Toujours à l’école française catholique Jeanne d’Arc où allaient mes filles, en prévision de la visite du Pape (je pense que c’était en 1992) on nous remet une note nous demandant si on voulait que ma fille participe aux cérémonies d’accueil du Pape.
Mais pour faire ça on aurait dû l’emmener une fois par semaine dans un stade éloigné pour faire les entrainements (bals et chants) de préparation de cet événement. Je n’avais pas le temps et je ne voulais pas que ma fille soit une fois encore, en public à représenter la religion catholique. Alors j’ai refusé.
Quelques jours plus tard, la religieuse responsable de cette activité vient dans la classe de ma fille disant que la seule de la classe pour laquelle les parents avaient refusé qu’elle participe à l’accueil du Pape, ma fille Codou, se lève.
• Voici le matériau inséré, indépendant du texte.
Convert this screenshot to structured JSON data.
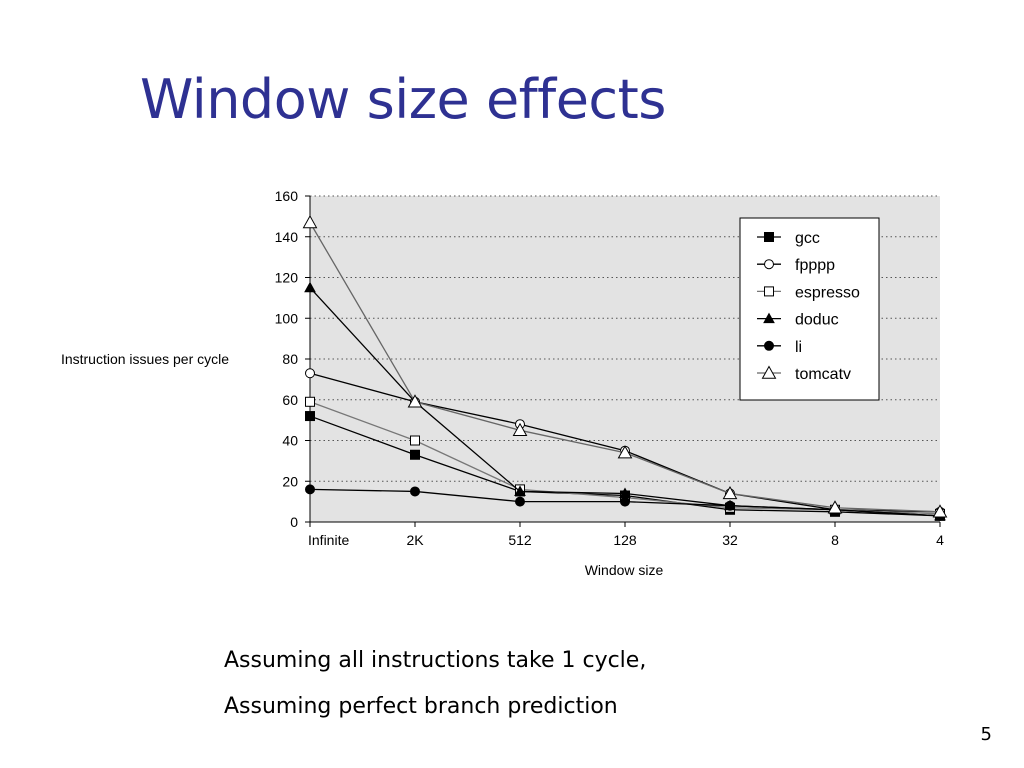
{
  "slide": {
    "title": "Window size effects",
    "notes": [
      "Assuming all instructions take 1 cycle,",
      "Assuming perfect branch prediction"
    ],
    "page_number": "5"
  },
  "chart_data": {
    "type": "line",
    "title": "",
    "xlabel": "Window size",
    "ylabel": "Instruction issues per cycle",
    "categories": [
      "Infinite",
      "2K",
      "512",
      "128",
      "32",
      "8",
      "4"
    ],
    "ylim": [
      0,
      160
    ],
    "yticks": [
      0,
      20,
      40,
      60,
      80,
      100,
      120,
      140,
      160
    ],
    "grid": "horizontal dotted",
    "legend_position": "top-right",
    "plot_background": "#e3e3e3",
    "series": [
      {
        "name": "gcc",
        "marker": "square-filled",
        "color": "#000000",
        "values": [
          52,
          33,
          15,
          13,
          6,
          5,
          3
        ]
      },
      {
        "name": "fpppp",
        "marker": "circle-open",
        "color": "#000000",
        "values": [
          73,
          59,
          48,
          35,
          14,
          6,
          5
        ]
      },
      {
        "name": "espresso",
        "marker": "square-open",
        "color": "#777777",
        "values": [
          59,
          40,
          16,
          12,
          7,
          6,
          4
        ]
      },
      {
        "name": "doduc",
        "marker": "triangle-filled",
        "color": "#000000",
        "values": [
          115,
          59,
          15,
          14,
          8,
          6,
          3
        ]
      },
      {
        "name": "li",
        "marker": "circle-filled",
        "color": "#000000",
        "values": [
          16,
          15,
          10,
          10,
          8,
          6,
          3
        ]
      },
      {
        "name": "tomcatv",
        "marker": "triangle-open",
        "color": "#666666",
        "values": [
          147,
          59,
          45,
          34,
          14,
          7,
          5
        ]
      }
    ]
  }
}
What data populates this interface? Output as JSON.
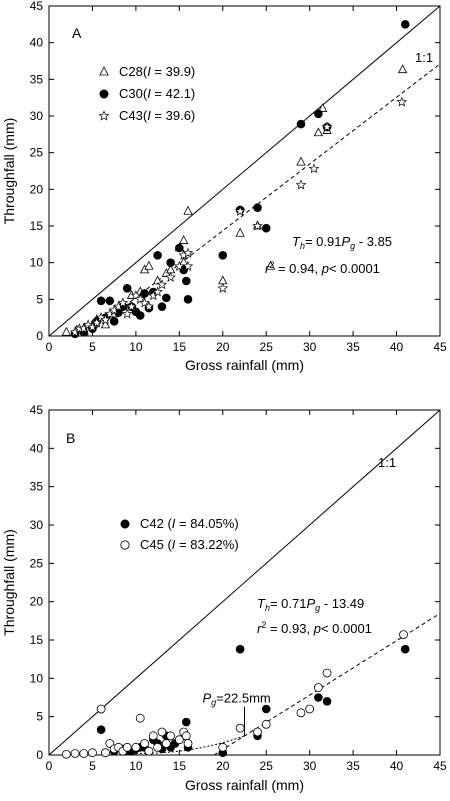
{
  "chart_data": [
    {
      "type": "scatter",
      "panel": "A",
      "xlabel": "Gross rainfall (mm)",
      "ylabel": "Throughfall (mm)",
      "xlim": [
        0,
        45
      ],
      "ylim": [
        0,
        45
      ],
      "xticks": [
        "0",
        "5",
        "10",
        "15",
        "20",
        "25",
        "30",
        "35",
        "40",
        "45"
      ],
      "yticks": [
        "0",
        "5",
        "10",
        "15",
        "20",
        "25",
        "30",
        "35",
        "40",
        "45"
      ],
      "one_to_one_label": "1:1",
      "legend_placement": "upper-left",
      "legend": [
        {
          "marker": "triangle",
          "pre": "C28(",
          "italic": "I",
          "post": " = 39.9)"
        },
        {
          "marker": "filled-circle",
          "pre": "C30(",
          "italic": "I",
          "post": " = 42.1)"
        },
        {
          "marker": "star",
          "pre": "C43(",
          "italic": "I",
          "post": " = 39.6)"
        }
      ],
      "equation": {
        "T": "T",
        "Tsub": "h",
        "mid": "= 0.91",
        "P": "P",
        "Psub": "g",
        "rest": " - 3.85"
      },
      "stats": {
        "r": "r",
        "sup": "2",
        "rest": " = 0.94, ",
        "p": "p",
        "tail": "< 0.0001"
      },
      "fit_line": {
        "slope": 0.91,
        "intercept": -3.85,
        "x_range": [
          4.2,
          45
        ]
      },
      "series": [
        {
          "name": "C28",
          "marker": "triangle",
          "points": [
            [
              2,
              0.5
            ],
            [
              3.2,
              0.8
            ],
            [
              4,
              1
            ],
            [
              5,
              1.5
            ],
            [
              5.5,
              2.2
            ],
            [
              6.5,
              1.5
            ],
            [
              7.5,
              3
            ],
            [
              8.5,
              4
            ],
            [
              9.5,
              5.5
            ],
            [
              10.5,
              6
            ],
            [
              11,
              9
            ],
            [
              11.5,
              9.5
            ],
            [
              12.5,
              7.5
            ],
            [
              13.5,
              8.5
            ],
            [
              14,
              9
            ],
            [
              15,
              12
            ],
            [
              15.5,
              13
            ],
            [
              15.5,
              10
            ],
            [
              16,
              17
            ],
            [
              20,
              7.5
            ],
            [
              22,
              14
            ],
            [
              24,
              15
            ],
            [
              25.5,
              9.5
            ],
            [
              29,
              23.7
            ],
            [
              31,
              27.7
            ],
            [
              31.5,
              31
            ],
            [
              32,
              28
            ],
            [
              40.7,
              36.3
            ]
          ]
        },
        {
          "name": "C30",
          "marker": "filled-circle",
          "points": [
            [
              3,
              0.3
            ],
            [
              4,
              0.5
            ],
            [
              5,
              1
            ],
            [
              5.5,
              2
            ],
            [
              6,
              4.8
            ],
            [
              6.5,
              2.5
            ],
            [
              7,
              4.8
            ],
            [
              7.5,
              2
            ],
            [
              8,
              3.2
            ],
            [
              8.5,
              4
            ],
            [
              9,
              6.5
            ],
            [
              9.5,
              4
            ],
            [
              10,
              3.3
            ],
            [
              10.5,
              2.8
            ],
            [
              11,
              5.8
            ],
            [
              11.5,
              3.8
            ],
            [
              12,
              6
            ],
            [
              12.5,
              11
            ],
            [
              13,
              4
            ],
            [
              13.5,
              5.2
            ],
            [
              14,
              10
            ],
            [
              15,
              12
            ],
            [
              15.5,
              9
            ],
            [
              15.8,
              7.5
            ],
            [
              16,
              5
            ],
            [
              20,
              11
            ],
            [
              22,
              17.2
            ],
            [
              24,
              17.5
            ],
            [
              25,
              14.7
            ],
            [
              29,
              28.9
            ],
            [
              31,
              30.3
            ],
            [
              32,
              28.5
            ],
            [
              41,
              42.5
            ]
          ]
        },
        {
          "name": "C43",
          "marker": "star",
          "points": [
            [
              3,
              0.5
            ],
            [
              3.5,
              1
            ],
            [
              4,
              1
            ],
            [
              4.5,
              1.5
            ],
            [
              5,
              1.2
            ],
            [
              5.5,
              1.8
            ],
            [
              6,
              2.5
            ],
            [
              6.5,
              2.2
            ],
            [
              7,
              3
            ],
            [
              7.5,
              3.5
            ],
            [
              8,
              4
            ],
            [
              8.5,
              4.5
            ],
            [
              9,
              3
            ],
            [
              9.5,
              4
            ],
            [
              10,
              5.5
            ],
            [
              10.5,
              5
            ],
            [
              11,
              4.5
            ],
            [
              11.5,
              4
            ],
            [
              12,
              5.5
            ],
            [
              12.5,
              6
            ],
            [
              13,
              7
            ],
            [
              14,
              8
            ],
            [
              15,
              9.5
            ],
            [
              15.5,
              11
            ],
            [
              16,
              11.3
            ],
            [
              16,
              9.5
            ],
            [
              20,
              6.5
            ],
            [
              22,
              17
            ],
            [
              24,
              15
            ],
            [
              29,
              20.6
            ],
            [
              30.5,
              22.8
            ],
            [
              32,
              28.5
            ],
            [
              40.6,
              31.9
            ]
          ]
        }
      ]
    },
    {
      "type": "scatter",
      "panel": "B",
      "xlabel": "Gross rainfall (mm)",
      "ylabel": "Throughfall (mm)",
      "xlim": [
        0,
        45
      ],
      "ylim": [
        0,
        45
      ],
      "xticks": [
        "0",
        "5",
        "10",
        "15",
        "20",
        "25",
        "30",
        "35",
        "40",
        "45"
      ],
      "yticks": [
        "0",
        "5",
        "10",
        "15",
        "20",
        "25",
        "30",
        "35",
        "40",
        "45"
      ],
      "one_to_one_label": "1:1",
      "legend_placement": "middle-left",
      "legend": [
        {
          "marker": "filled-circle",
          "pre": "C42 (",
          "italic": "I",
          "post": " = 84.05%)"
        },
        {
          "marker": "open-circle",
          "pre": "C45 (",
          "italic": "I",
          "post": " = 83.22%)"
        }
      ],
      "equation": {
        "T": "T",
        "Tsub": "h",
        "mid": "= 0.71",
        "P": "P",
        "Psub": "g",
        "rest": " - 13.49"
      },
      "stats": {
        "r": "r",
        "sup": "2",
        "rest": " = 0.93, ",
        "p": "p",
        "tail": "< 0.0001"
      },
      "threshold": {
        "P": "P",
        "sub": "g",
        "rest": "=22.5mm",
        "x": 22.5
      },
      "fit_line": {
        "slope": 0.71,
        "intercept": -13.49,
        "x_range": [
          19,
          45
        ]
      },
      "series": [
        {
          "name": "C42",
          "marker": "filled-circle",
          "points": [
            [
              6,
              3.3
            ],
            [
              6.5,
              0.3
            ],
            [
              7.5,
              0.5
            ],
            [
              8.5,
              0.8
            ],
            [
              9,
              0.5
            ],
            [
              9.5,
              0.5
            ],
            [
              10,
              0.8
            ],
            [
              10.5,
              1
            ],
            [
              11,
              1
            ],
            [
              12,
              2
            ],
            [
              12.5,
              1.5
            ],
            [
              13,
              0.8
            ],
            [
              13.5,
              2.5
            ],
            [
              14,
              1
            ],
            [
              14.5,
              1.5
            ],
            [
              15,
              2
            ],
            [
              15.8,
              4.3
            ],
            [
              16,
              1
            ],
            [
              20,
              0.3
            ],
            [
              22,
              13.8
            ],
            [
              24,
              2.5
            ],
            [
              25,
              6
            ],
            [
              31,
              7.5
            ],
            [
              32,
              7
            ],
            [
              41,
              13.8
            ]
          ]
        },
        {
          "name": "C45",
          "marker": "open-circle",
          "points": [
            [
              2,
              0.1
            ],
            [
              3,
              0.2
            ],
            [
              4,
              0.2
            ],
            [
              5,
              0.3
            ],
            [
              6,
              6
            ],
            [
              6.5,
              0.3
            ],
            [
              7,
              1.5
            ],
            [
              7.5,
              0.8
            ],
            [
              8,
              1
            ],
            [
              8.5,
              0.5
            ],
            [
              9,
              1
            ],
            [
              10,
              1
            ],
            [
              10.5,
              4.8
            ],
            [
              11,
              1.5
            ],
            [
              11.5,
              0.5
            ],
            [
              12,
              2.5
            ],
            [
              12.5,
              1
            ],
            [
              13,
              3
            ],
            [
              13.5,
              1.5
            ],
            [
              14,
              2.5
            ],
            [
              15,
              2
            ],
            [
              15.5,
              3
            ],
            [
              15.8,
              2.5
            ],
            [
              16,
              1.5
            ],
            [
              20,
              1
            ],
            [
              22,
              3.5
            ],
            [
              24,
              3
            ],
            [
              25,
              4
            ],
            [
              29,
              5.5
            ],
            [
              30,
              6
            ],
            [
              31,
              8.8
            ],
            [
              32,
              10.7
            ],
            [
              40.8,
              15.7
            ]
          ]
        }
      ]
    }
  ]
}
Typique action d’humiliation de certaines nonnes… Le plus incroyable était que 90% de la classe étaient musulmans ! Mais leurs parents (comme mon mari aurait fait si je lui avais montré la notice d’école) étaient fiers d’accueillir une personnalité importante dans leur pays, sans discrimination ni fermeture… À ce moment-là, j’ai senti qu’ils me donnaient une grande leçon de tolérance et de “TERANGA” (accueil, hospitalité).
Voici le Sénégal. Voici les Sénégalais, voici les musulmans qu’on craint tant en Italie… ouverts, tolérants et qui vous accueillent les bras ouverts, sans contraintes ni jugements, ne vous demandent même pas de visa pour entrer…
C’est ça mon pays. Le pays où je me sens chez moi, réalisée, voulue et acceptée pour ce que je suis, avec ma culture, la religion que je n’ai pas, ma dignité, ma façon d’être femme, ma liberté.